Compra, prescribe, consume… y vuelve a comprar. Gracias a técnicas de marketing cada vez más sofisticadas, a una sociedad que desde su subconsciente pregona que “eres lo que posees” y a estrategias como la obsolescencia programada, el consumismo irresponsable sigue rigiendo nuestras vidas. “Compra para ser feliz” parece ser una constante en la vida de muchas personas que, incapaces de encontrar mayor satisfacción en su día a día, intentan hacerlo a través de un materialismo que parece acercarles a esa “felicidad” por todos tan perseguida.

Recientemente ha surgido una corriente que fomenta la compra de “experiencias” en lugar de objetos y bienes. El año pasado, la revista Journal of Positive Psychology publicaba un estudio realizado por el investigador americano Thomas Gilovich. Este argumentaba que la felicidad no viene dada por la compra de bienes materiales que sólo producen un placer pasajero, sino por la compra de “experiencias”, ya sean de tipo culinario, de espectáculos o de viajes. Según Gilovich, es el recuerdo de estas vivencias lo que aporta la verdadera felicidad. “Los humanos somos criaturas sociales y una de las conclusiones realizadas en recientes estudios de la psicología positiva es que las relaciones sociales contribuyen en gran medida a la felicidad humana. Como resultado, una de las razones de que la compra de experiencias proporcionen una satisfacción más duradera es que nos conectan con otros de una forma más sencilla, general y profunda”, argumenta este investigador.

A pesar de quienes consideran que las experiencias se disfrutan más en compañía, es indudable que también aportan grandes beneficios aunque se hagan en solitario. Una buena obra de teatro o una película no dejan de serlo por el mero hecho de no verlas con más gente. Asimismo, muchos viajes realizados en solitario son los que más contribuyen al crecimiento personal del individuo. Pero, sin entrar a debatir de qué modo son más fructíferas las distintas vivencias, lo que resulta curioso es el giro que ha dado la forma de compartirlas. Mientras que hace años relatabas tu experiencia a tus familiares y amigos con una cerveza o una cena de por medio –convirtiéndose esto en otro acto social per se–, a día de hoy son las redes sociales las principales encargadas de mostrar al mundo cuán rica es nuestra vida. Y al mismo tiempo, el número de “likes” y comentarios son lo que parece definir el grado de nuestra felicidad.
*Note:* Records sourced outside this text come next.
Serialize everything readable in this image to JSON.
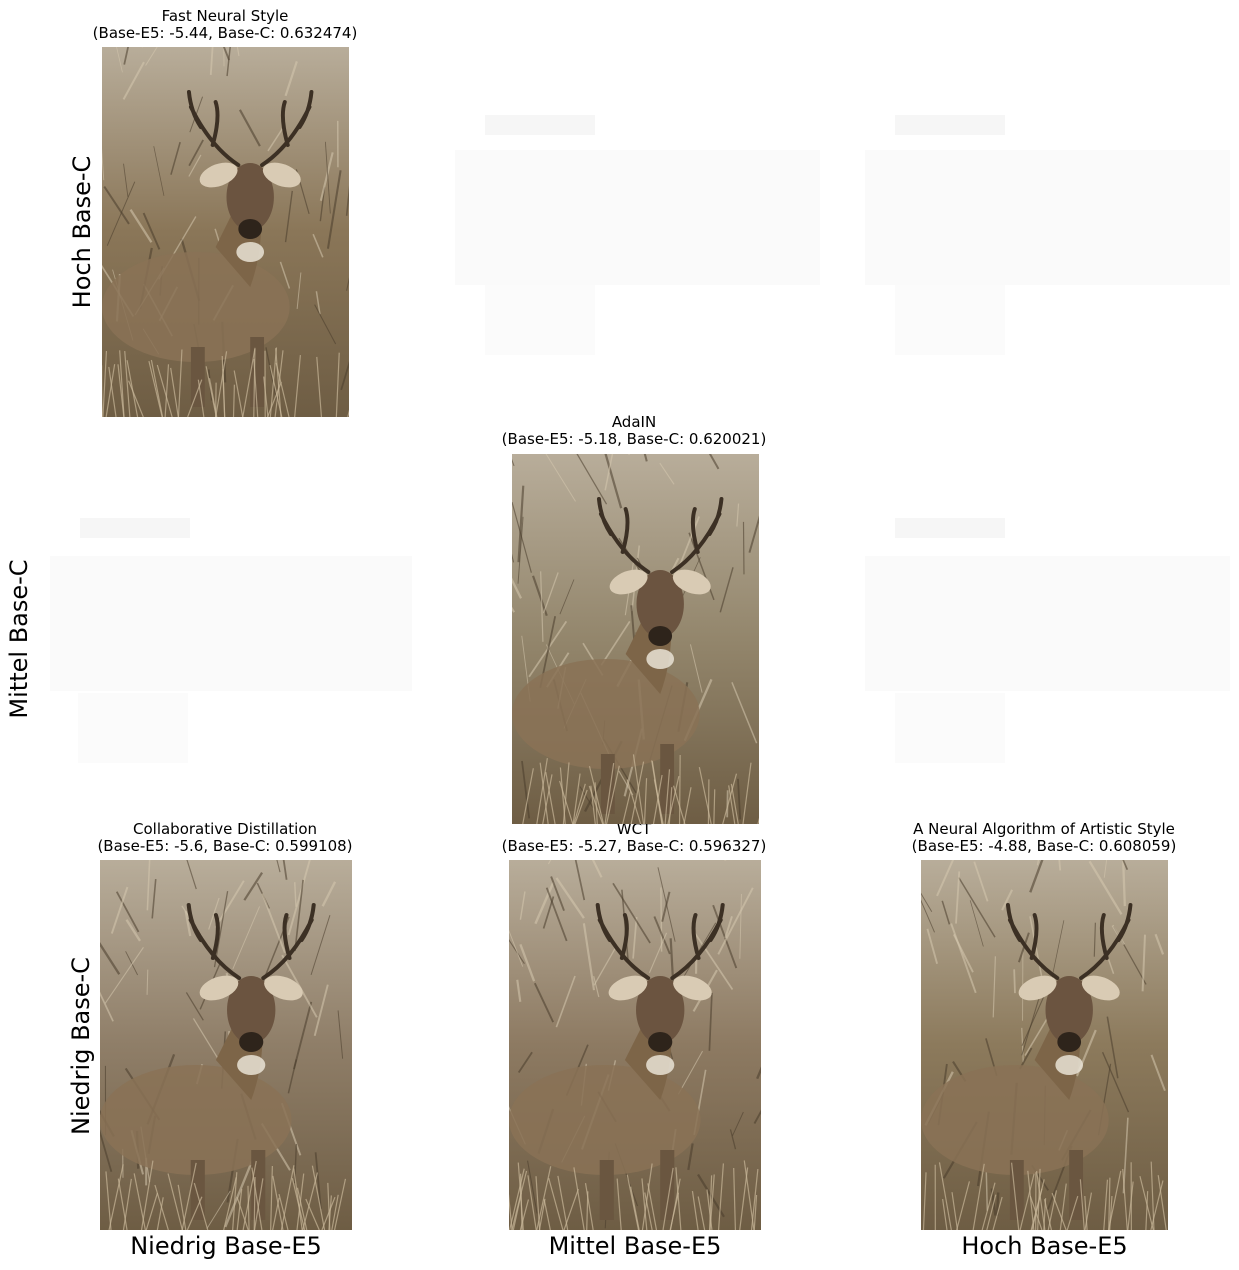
{
  "row_labels": [
    "Hoch Base-C",
    "Mittel Base-C",
    "Niedrig Base-C"
  ],
  "col_labels": [
    "Niedrig Base-E5",
    "Mittel Base-E5",
    "Hoch Base-E5"
  ],
  "panels": [
    {
      "method": "Fast Neural Style",
      "scores": "(Base-E5: -5.44, Base-C: 0.632474)",
      "image": "stylized-deer-photo",
      "tone": "#8a7658"
    },
    {
      "method": "AdaIN",
      "scores": "(Base-E5: -5.18, Base-C: 0.620021)",
      "image": "stylized-deer-photo",
      "tone": "#93866c"
    },
    {
      "method": "Collaborative Distillation",
      "scores": "(Base-E5: -5.6, Base-C: 0.599108)",
      "image": "stylized-deer-photo",
      "tone": "#8f7e68"
    },
    {
      "method": "WCT",
      "scores": "(Base-E5: -5.27, Base-C: 0.596327)",
      "image": "stylized-deer-photo",
      "tone": "#8d7a62"
    },
    {
      "method": "A Neural Algorithm of Artistic Style",
      "scores": "(Base-E5: -4.88, Base-C: 0.608059)",
      "image": "stylized-deer-photo",
      "tone": "#8c7a5c"
    }
  ]
}
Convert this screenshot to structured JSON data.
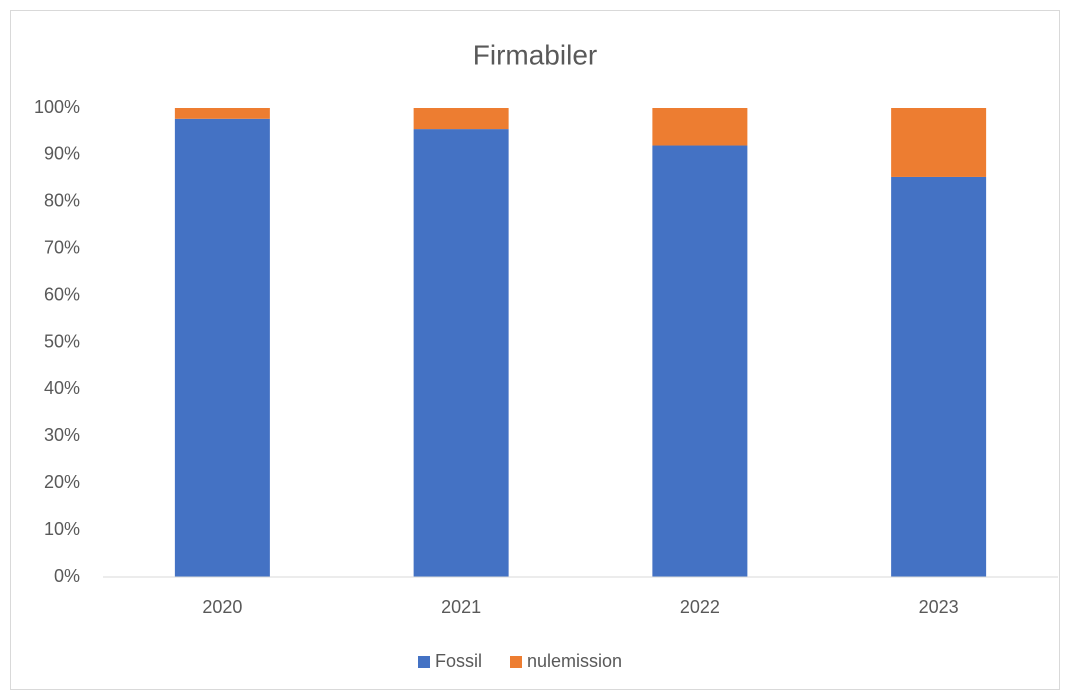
{
  "chart_data": {
    "type": "stacked_bar",
    "title": "Firmabiler",
    "categories": [
      "2020",
      "2021",
      "2022",
      "2023"
    ],
    "series": [
      {
        "name": "Fossil",
        "color": "#4472c4",
        "values": [
          97.7,
          95.5,
          92,
          85.3
        ]
      },
      {
        "name": "nulemission",
        "color": "#ed7d31",
        "values": [
          2.3,
          4.5,
          8,
          14.7
        ]
      }
    ],
    "ylim": [
      0,
      100
    ],
    "yticks": [
      {
        "value": 0,
        "label": "0%"
      },
      {
        "value": 10,
        "label": "10%"
      },
      {
        "value": 20,
        "label": "20%"
      },
      {
        "value": 30,
        "label": "30%"
      },
      {
        "value": 40,
        "label": "40%"
      },
      {
        "value": 50,
        "label": "50%"
      },
      {
        "value": 60,
        "label": "60%"
      },
      {
        "value": 70,
        "label": "70%"
      },
      {
        "value": 80,
        "label": "80%"
      },
      {
        "value": 90,
        "label": "90%"
      },
      {
        "value": 100,
        "label": "100%"
      }
    ],
    "grid": false,
    "legend": "bottom"
  }
}
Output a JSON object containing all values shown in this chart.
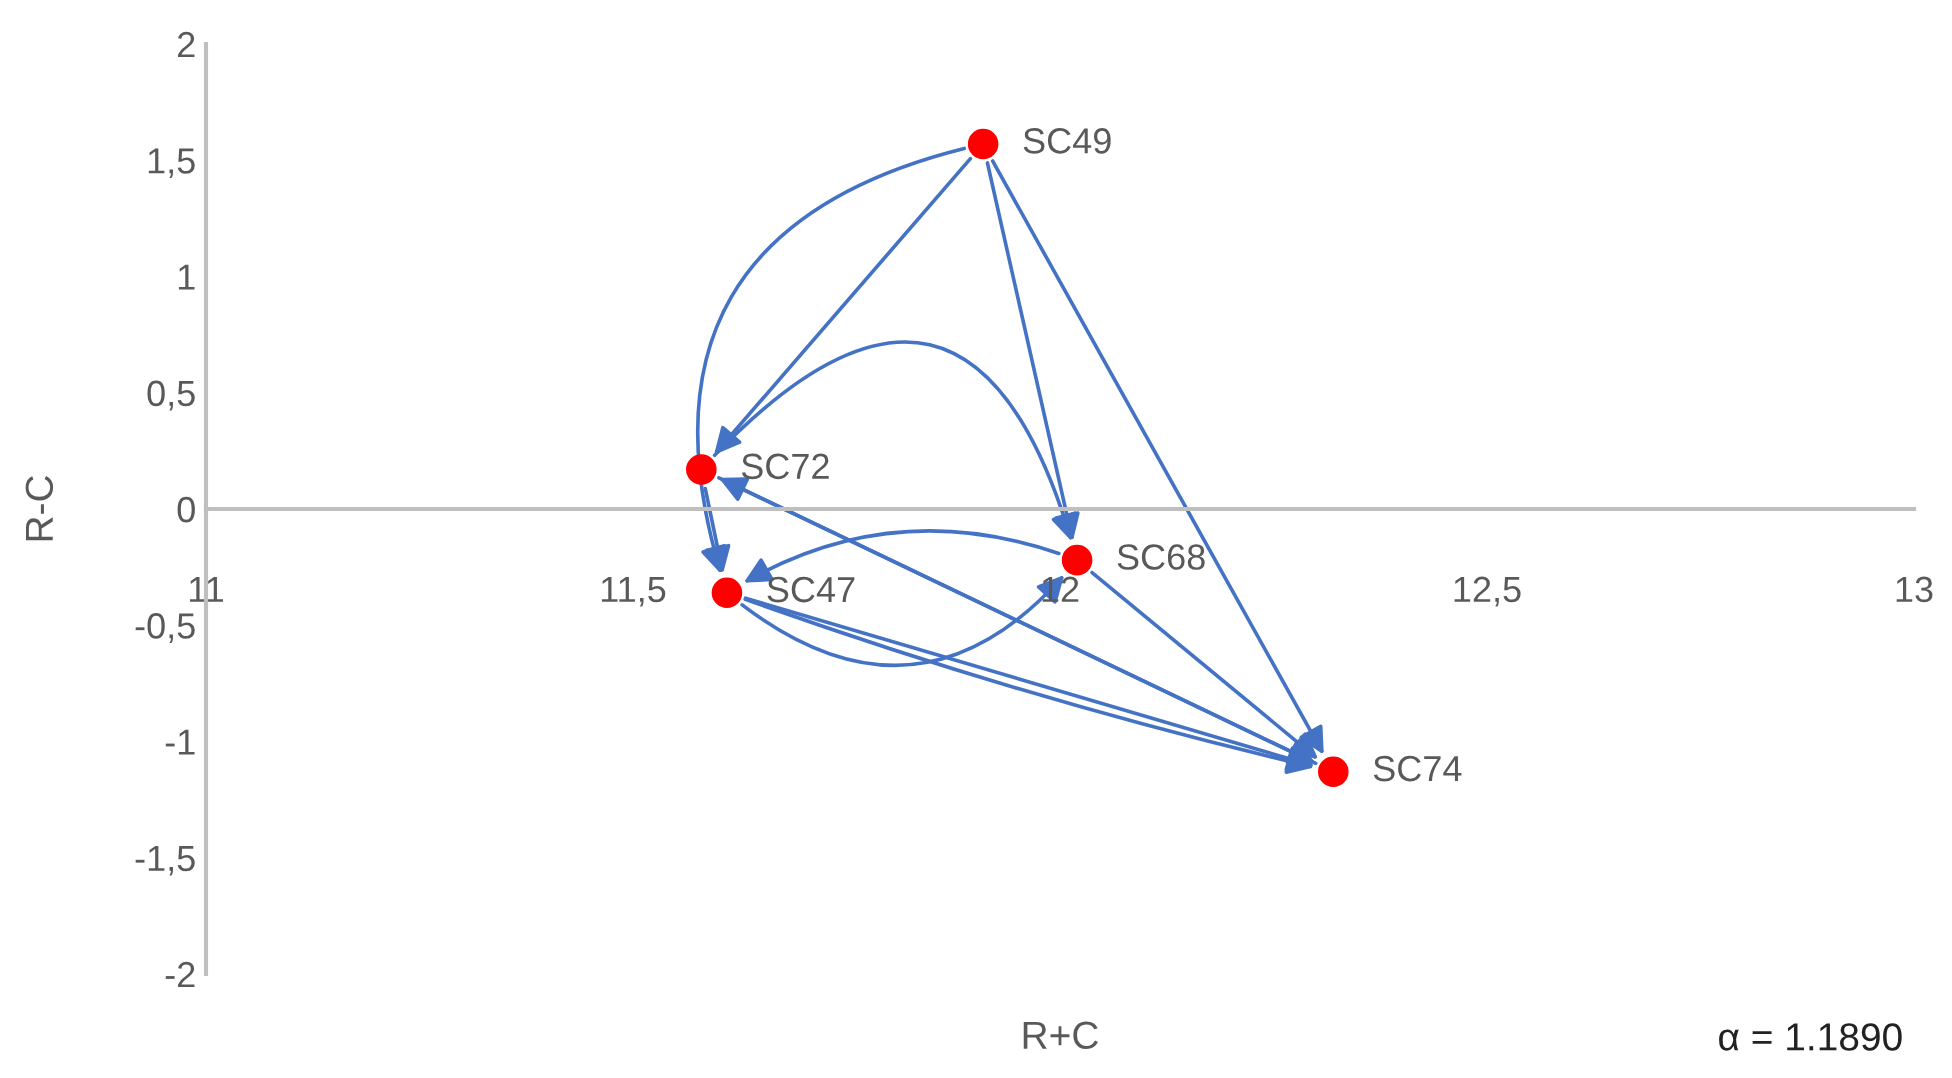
{
  "chart_data": {
    "type": "scatter",
    "xlabel": "R+C",
    "ylabel": "R-C",
    "x": [
      11.91,
      11.58,
      11.61,
      12.02,
      12.32
    ],
    "series": [
      {
        "color": "#ff0000",
        "values": [
          1.57,
          0.17,
          -0.36,
          -0.22,
          -1.13
        ]
      }
    ],
    "marker": "circle",
    "xlim": [
      11,
      13
    ],
    "ylim": [
      -2,
      2
    ],
    "xticks": [
      11,
      {
        "value": 11.5,
        "label": "11,5"
      },
      12,
      {
        "value": 12.5,
        "label": "12,5"
      },
      13
    ],
    "yticks": [
      -2,
      {
        "value": -1.5,
        "label": "-1,5"
      },
      -1,
      {
        "value": -0.5,
        "label": "-0,5"
      },
      0,
      {
        "value": 0.5,
        "label": "0,5"
      },
      1,
      {
        "value": 1.5,
        "label": "1,5"
      },
      2
    ],
    "grid": false,
    "legend": false,
    "annotations": [
      {
        "text": "SC49",
        "x": 11.91,
        "y": 1.57
      },
      {
        "text": "SC72",
        "x": 11.58,
        "y": 0.17
      },
      {
        "text": "SC47",
        "x": 11.61,
        "y": -0.36
      },
      {
        "text": "SC68",
        "x": 12.02,
        "y": -0.22
      },
      {
        "text": "SC74",
        "x": 12.32,
        "y": -1.13
      },
      "α = 1.1890"
    ]
  }
}
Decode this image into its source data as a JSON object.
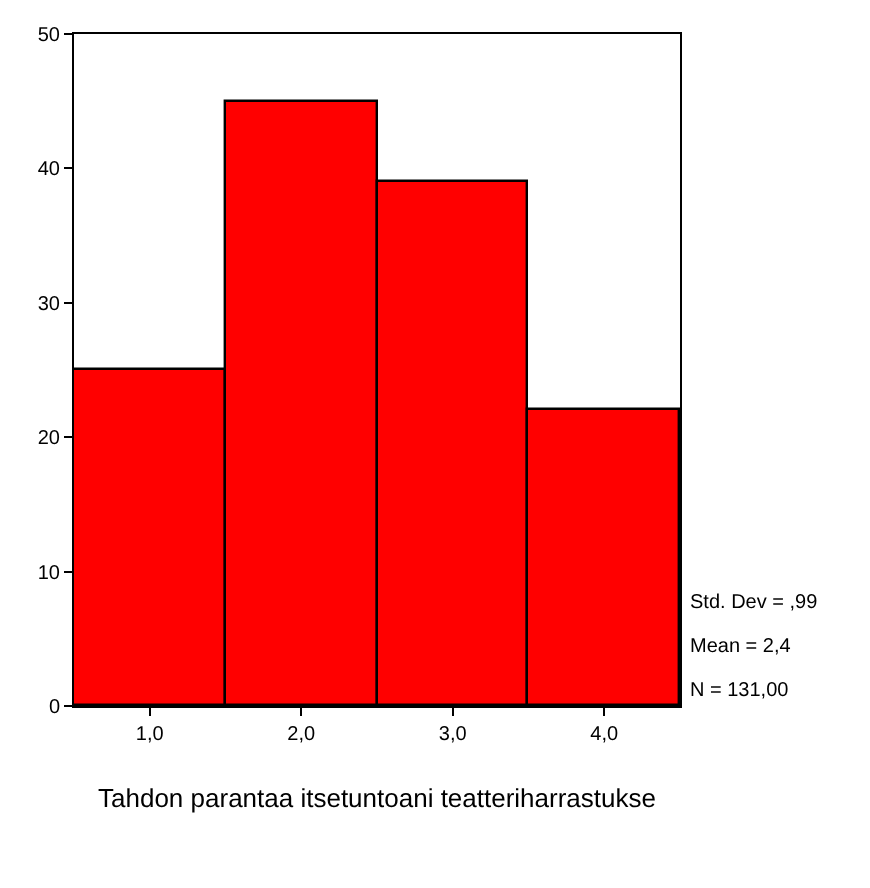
{
  "chart_data": {
    "type": "histogram",
    "xlabel": "Tahdon parantaa itsetuntoani teatteriharrastukse",
    "bins": [
      0.5,
      1.5,
      2.5,
      3.5,
      4.5
    ],
    "values": [
      25,
      45,
      39,
      22
    ],
    "color": "#ff0000",
    "xlim": [
      0.5,
      4.5
    ],
    "xticks": [
      {
        "value": 1,
        "label": "1,0"
      },
      {
        "value": 2,
        "label": "2,0"
      },
      {
        "value": 3,
        "label": "3,0"
      },
      {
        "value": 4,
        "label": "4,0"
      }
    ],
    "ylim": [
      0,
      50
    ],
    "yticks": [
      0,
      10,
      20,
      30,
      40,
      50
    ],
    "annotations": [
      "Std. Dev = ,99",
      "Mean = 2,4",
      "N = 131,00"
    ]
  }
}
Recientemente discutía con mi hermana sobre el hecho de que no parase de tomar fotografías durante un viaje que hicimos juntas. Yo prefiero disfrutar del momento y no empañarlo mirando todo a través de una lente, pero ella argumentaba que quería tener recuerdos del viaje. No deja de ser irónico que éstos tengan que ser materiales en vez de estar alojados en nuestra memoria pero, al menos, fue grata la sorpresa cuando no compartió ninguna de las fotografías en las redes sociales y en su lugar me regaló un álbum con todas las fotos reveladas. He de reconocer que me hizo ilusión y espero que si algún día mis recuerdos flaquean, este álbum me sirva para revivir el viaje. Pero, ¿qué hay de aquellas personas que reportan online y en directo cada momento de su vida? A todos aquellos que consumen “likes” y comentarios, me gustaría recordarles que el disfrute sigue residiendo en el sabor de las comidas, en la belleza de una obra de arte o un paisaje, en el esfuerzo que conlleva llegar a la cima de una montaña o a una playa recóndita, y no en la relevancia que el resto de usuarios de Facebook o Instagram le otorguen a la imagen que tomaste cuando lo estabas haciendo. Si el valor de nuestras vidas y nuestra felicidad está únicamente definido por cómo los demás usuarios de internet lo perciban, éste perecerá cuando se disuelva en la inmensidad de la red y tan sólo seremos sombras del mundo digital. Para aquellos que no estén de acuerdo conmigo, sólo puedo decirles: “Bienvenidos a la efímera Felicidad 3.0.”